Since only the connection information is relevant, the shape of pictorial representations of a graph may be distorted in any way, without changing the graph itself. Only the existence (or absence) of an edge between each pair of nodes is significant. For example, it does not matter whether the edges drawn are straight or curved, or whether one node is to the left or right of another.
Next, Euler observed that (except at the endpoints of the walk), whenever one enters a vertex by a bridge, one leaves the vertex by a bridge. In other words, during any walk in the graph, the number of times one enters a non-terminal vertex equals the number of times one leaves it. Now, if every bridge has been traversed exactly once, it follows that, for each land mass (except possibly for the ones chosen for the start and finish), the number of bridges touching that land mass must be even (half of them, in the particular traversal, will be traversed "toward" the landmass; the other half, "away" from it). However, all four of the land masses in the original problem are touched by an odd number of bridges (one is touched by 5 bridges, and each of the other three is touched by 3). Since, at most, two land masses can serve as the endpoints of a putative walk, the proposition of a walk traversing each bridge once leads to a contradiction.

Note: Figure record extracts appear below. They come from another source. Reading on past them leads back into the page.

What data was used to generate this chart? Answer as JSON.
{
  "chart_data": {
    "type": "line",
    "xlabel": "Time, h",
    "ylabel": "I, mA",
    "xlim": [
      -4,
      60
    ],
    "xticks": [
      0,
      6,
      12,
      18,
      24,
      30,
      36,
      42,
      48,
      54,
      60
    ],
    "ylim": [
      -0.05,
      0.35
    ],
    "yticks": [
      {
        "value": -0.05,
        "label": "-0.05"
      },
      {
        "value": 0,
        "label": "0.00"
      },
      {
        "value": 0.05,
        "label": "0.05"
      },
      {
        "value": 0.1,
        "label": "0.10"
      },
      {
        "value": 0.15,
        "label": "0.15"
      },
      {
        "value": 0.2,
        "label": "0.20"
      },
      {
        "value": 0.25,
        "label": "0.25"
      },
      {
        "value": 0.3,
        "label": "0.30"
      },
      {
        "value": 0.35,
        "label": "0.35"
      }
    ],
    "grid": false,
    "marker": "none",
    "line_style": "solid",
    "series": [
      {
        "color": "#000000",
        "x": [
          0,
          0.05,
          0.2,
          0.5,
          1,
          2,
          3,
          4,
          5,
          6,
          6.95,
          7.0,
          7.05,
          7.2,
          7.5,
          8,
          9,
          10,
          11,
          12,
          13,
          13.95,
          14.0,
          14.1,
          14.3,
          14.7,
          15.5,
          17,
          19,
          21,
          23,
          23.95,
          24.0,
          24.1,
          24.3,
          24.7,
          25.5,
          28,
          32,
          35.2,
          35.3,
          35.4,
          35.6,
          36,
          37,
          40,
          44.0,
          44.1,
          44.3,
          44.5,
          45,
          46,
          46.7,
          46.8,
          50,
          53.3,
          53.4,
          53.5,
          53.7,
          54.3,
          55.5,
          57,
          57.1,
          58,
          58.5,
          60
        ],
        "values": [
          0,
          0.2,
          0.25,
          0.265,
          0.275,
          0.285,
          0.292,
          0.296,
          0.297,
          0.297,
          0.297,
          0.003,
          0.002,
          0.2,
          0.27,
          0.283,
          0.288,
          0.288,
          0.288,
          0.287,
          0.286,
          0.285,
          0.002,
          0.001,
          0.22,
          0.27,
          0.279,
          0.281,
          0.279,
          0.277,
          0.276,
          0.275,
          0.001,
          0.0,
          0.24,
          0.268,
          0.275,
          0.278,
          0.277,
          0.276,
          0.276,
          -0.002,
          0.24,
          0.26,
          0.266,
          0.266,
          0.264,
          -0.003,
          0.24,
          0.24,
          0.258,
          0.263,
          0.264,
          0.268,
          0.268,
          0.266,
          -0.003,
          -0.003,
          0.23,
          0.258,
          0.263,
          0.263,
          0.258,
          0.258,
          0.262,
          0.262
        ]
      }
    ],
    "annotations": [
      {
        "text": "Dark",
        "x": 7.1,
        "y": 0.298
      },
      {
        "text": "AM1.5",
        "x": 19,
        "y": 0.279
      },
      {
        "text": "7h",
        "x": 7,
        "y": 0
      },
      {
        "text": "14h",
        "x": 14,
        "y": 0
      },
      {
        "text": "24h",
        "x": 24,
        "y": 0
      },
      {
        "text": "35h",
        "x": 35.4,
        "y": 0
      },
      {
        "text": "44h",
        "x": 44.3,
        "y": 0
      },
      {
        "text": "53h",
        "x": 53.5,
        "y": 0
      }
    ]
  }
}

In modern language, Euler shows that the possibility of a walk through a graph, traversing each edge exactly once, depends on the degrees of the nodes. The degree of a node is the number of edges touching it. Euler's argument shows that a necessary condition for the walk of the desired form is that the graph be connected and have exactly zero or two nodes of odd degree. This condition turns out also to be sufficient—a result stated by Euler and later proven by Carl Hierholzer. Such a walk is now called an Eulerian path (oy•lɛr•i•ən) or Euler walk in his honor. Further, if there are nodes of odd degree, then any Eulerian path will start at one of them and end at the other. Since the graph corresponding to historical Königsberg has four nodes of odd degree, it cannot have an Eulerian path.
An alternative form of the problem asks for a path that traverses all bridges and also has the same starting and ending point. Such a walk is called an Eulerian circuit or an Euler tour. Such a circuit exists if, and only if, the graph is connected, and there are no nodes of odd degree at all. All Eulerian circuits are also Eulerian paths, but not all Eulerian paths are Eulerian circuits.